Epclusa® (sofosbuvir/velpatasvir)

Use for 8 Weeks

This document presents available data regarding the use of Epclusa® (sofosbuvir/velpatasvir [SOF/VEL]) in patients for an 8-week duration for the treatment of HCV. SOF/VEL is not indicated for an 8-week treatment duration.

Some data may be outside of the US FDA-approved prescribing information. In providing this data, Gilead Sciences, Inc. is not making any representation as to its clinical relevance or to the use of any Gilead product(s). For information about the approved conditions of use of any Gilead drug product, please consult the FDA-approved prescribing information.

The full indication, important safety information, and boxed warnings are available at:
www.gilead.com/-/media/files/pdfs/medicines/liver-disease/epclusa/epclusa_pi.

Summary

Product Labeling1

In patients ≥3 years of age with HCV GTs 1, 2, 3, 4, 5, or 6, SOF/VEL for 12 weeks is the recommended treatment duration in TN or TE patients without cirrhosis and with compensated cirrhosis (Child-Pugh A); and SOF/VEL + RBV for 12 weeks is the recommended treatment duration in TN or TE participants with decompensated cirrhosis (Child-Pugh B or C). Treatment for 8 weeks is not indicated.

Clinical Data on SOF/VEL Use for 8 Weeks

In a randomized, open-label study in participants with HCV ± HIV and without cirrhosis, treatment with 8 weeks of SOF/VEL was non-inferior to current treatment recommendations for 12 weeks in the overall PP population (SVR12, 98.8% vs 99%, respectively), and rates of treatment completion were similar between groups (99.1% vs 98.6%).2

Two phase 2 studies evaluated the efficacy and safety of SOF/VEL ± RBV for 8 weeks in TN participants without cirrhosis and with HCV GTs 1, 2, or 3.3,4 SVR12 rates ranged from 75% to 100% in participants with GT 1 or 2 ± baseline NS5A RAVs.5 The presence or absence of baseline RAVs did not correlate with SVR12 rates.3 Safety results are summarized below.

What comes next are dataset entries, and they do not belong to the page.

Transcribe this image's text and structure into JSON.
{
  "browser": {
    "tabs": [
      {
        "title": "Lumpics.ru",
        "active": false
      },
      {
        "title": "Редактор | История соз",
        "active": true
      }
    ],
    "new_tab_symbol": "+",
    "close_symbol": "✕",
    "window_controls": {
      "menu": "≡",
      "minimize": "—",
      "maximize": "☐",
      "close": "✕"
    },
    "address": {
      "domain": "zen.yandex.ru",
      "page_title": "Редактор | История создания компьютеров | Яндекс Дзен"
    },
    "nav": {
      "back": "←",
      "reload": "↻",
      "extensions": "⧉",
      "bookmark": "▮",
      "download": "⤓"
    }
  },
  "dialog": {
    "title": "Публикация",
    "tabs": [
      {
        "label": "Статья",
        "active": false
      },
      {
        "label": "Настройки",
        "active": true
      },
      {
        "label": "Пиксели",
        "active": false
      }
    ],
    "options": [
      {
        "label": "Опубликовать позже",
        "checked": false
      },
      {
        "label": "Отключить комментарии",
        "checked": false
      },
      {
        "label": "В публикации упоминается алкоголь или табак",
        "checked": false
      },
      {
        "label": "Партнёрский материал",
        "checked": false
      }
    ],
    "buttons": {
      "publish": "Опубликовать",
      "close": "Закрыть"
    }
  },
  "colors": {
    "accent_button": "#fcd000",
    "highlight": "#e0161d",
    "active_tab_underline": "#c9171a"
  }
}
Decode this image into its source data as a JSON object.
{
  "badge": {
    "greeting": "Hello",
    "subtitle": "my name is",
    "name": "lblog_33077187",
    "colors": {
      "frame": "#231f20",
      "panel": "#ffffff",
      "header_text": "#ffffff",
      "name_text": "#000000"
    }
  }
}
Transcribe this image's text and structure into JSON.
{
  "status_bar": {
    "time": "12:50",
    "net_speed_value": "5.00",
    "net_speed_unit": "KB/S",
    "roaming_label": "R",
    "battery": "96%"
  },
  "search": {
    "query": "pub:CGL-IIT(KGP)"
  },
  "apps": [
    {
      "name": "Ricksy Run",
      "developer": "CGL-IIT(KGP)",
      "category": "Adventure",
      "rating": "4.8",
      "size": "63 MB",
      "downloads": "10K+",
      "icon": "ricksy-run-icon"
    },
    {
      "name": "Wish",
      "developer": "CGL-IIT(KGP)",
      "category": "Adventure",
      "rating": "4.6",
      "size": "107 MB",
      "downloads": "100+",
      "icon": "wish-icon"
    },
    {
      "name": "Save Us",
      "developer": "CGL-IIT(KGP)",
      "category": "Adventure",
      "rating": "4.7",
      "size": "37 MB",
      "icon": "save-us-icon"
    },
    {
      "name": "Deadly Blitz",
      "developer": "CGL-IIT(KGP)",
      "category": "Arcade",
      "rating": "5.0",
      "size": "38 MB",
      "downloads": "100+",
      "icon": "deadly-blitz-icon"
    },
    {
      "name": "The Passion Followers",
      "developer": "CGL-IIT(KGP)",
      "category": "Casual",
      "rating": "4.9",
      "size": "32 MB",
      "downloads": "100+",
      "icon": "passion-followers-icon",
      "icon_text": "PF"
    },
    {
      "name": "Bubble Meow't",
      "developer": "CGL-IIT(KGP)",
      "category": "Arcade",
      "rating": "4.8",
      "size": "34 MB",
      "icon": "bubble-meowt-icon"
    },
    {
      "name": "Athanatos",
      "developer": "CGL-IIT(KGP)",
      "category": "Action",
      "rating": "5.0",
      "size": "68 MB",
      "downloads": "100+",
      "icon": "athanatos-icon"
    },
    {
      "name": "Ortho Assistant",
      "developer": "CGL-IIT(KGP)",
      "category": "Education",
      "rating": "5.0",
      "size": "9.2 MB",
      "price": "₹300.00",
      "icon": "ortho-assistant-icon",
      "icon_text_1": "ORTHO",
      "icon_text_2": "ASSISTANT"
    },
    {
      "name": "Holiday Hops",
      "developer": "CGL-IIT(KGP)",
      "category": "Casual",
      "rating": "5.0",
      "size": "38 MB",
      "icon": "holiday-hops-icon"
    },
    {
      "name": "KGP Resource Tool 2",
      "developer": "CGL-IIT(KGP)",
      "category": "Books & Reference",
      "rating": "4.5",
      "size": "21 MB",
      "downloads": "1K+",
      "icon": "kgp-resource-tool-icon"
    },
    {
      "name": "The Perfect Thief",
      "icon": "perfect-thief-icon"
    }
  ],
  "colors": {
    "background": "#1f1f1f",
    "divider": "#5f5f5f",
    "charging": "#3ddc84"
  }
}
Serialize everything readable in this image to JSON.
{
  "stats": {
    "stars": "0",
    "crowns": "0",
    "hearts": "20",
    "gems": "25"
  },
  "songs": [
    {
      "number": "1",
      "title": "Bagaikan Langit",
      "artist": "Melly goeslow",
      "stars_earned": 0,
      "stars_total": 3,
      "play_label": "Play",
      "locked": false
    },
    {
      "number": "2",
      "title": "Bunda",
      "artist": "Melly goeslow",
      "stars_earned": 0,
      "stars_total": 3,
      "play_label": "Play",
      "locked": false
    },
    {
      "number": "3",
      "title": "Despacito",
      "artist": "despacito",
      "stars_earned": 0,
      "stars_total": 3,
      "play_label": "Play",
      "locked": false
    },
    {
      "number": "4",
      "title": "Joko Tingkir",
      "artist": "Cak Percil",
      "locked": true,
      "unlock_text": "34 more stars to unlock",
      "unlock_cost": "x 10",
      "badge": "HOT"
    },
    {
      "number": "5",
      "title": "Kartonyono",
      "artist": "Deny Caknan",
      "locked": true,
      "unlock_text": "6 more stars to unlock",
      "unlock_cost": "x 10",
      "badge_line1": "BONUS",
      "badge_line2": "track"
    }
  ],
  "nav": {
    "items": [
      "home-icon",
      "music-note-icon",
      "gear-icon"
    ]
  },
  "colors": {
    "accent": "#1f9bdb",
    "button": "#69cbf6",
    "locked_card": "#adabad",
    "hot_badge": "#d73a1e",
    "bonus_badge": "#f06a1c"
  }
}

A phase 2 study evaluated the efficacy and safety of SOF/VEL for 8 weeks in 20 adult participants with acute HCV monoinfection. Ninety percent of participants in the ITT population achieved SVR12 (95% CI: 69.9–‍97.2%). Six SOF/VEL-related AEs that were all mild in severity occurred.6

Real-World Data on SOF/VEL Use for 8 Weeks

A real-world cohort study evaluated 90 TN patients without cirrhosis and with HCV GT 3 and F2/3 fibrosis who were treated with SOF/VEL for 8 weeks. SVR12 rates were high in each study population assessed: ITT, 95.6% (95% CI: 89–‍98.8%); PP, 100% (95% CI: 95.7–‍100%).7

Clinical Data on SOF/VEL Use for 8 Weeks

Randomized, Open-Label, Non-Inferiority Study2

Study design and demographics

An open-label, randomized, non-inferiority study evaluated the efficacy and treatment completion rates of SOF/VEL for 8 vs 12 weeks in adults with chronic HCV in India (N=880). Eligible participants had chronic HCV with or without HIV, and no clinical or biochemical evidence of cirrhosis. Participants were randomly assigned (1:1) to receive 8 or 12 weeks of SOF/VEL. Exclusion criteria included cirrhosis, co-infection with HBV, prior exposure to direct-acting antivirals, hepatocellular carcinoma or other malignancies, portal vein thrombosis, and select special populations vs other comorbid conditions. The primary objective of the study was to compare SVR12 (lower limit of detection, 15 IU/mL) rates between treatment groups in the PP population (8 weeks, n=415; 12 weeks, n=401) with a non-inferiority margin of 5%; the secondary objective was treatment completion rates.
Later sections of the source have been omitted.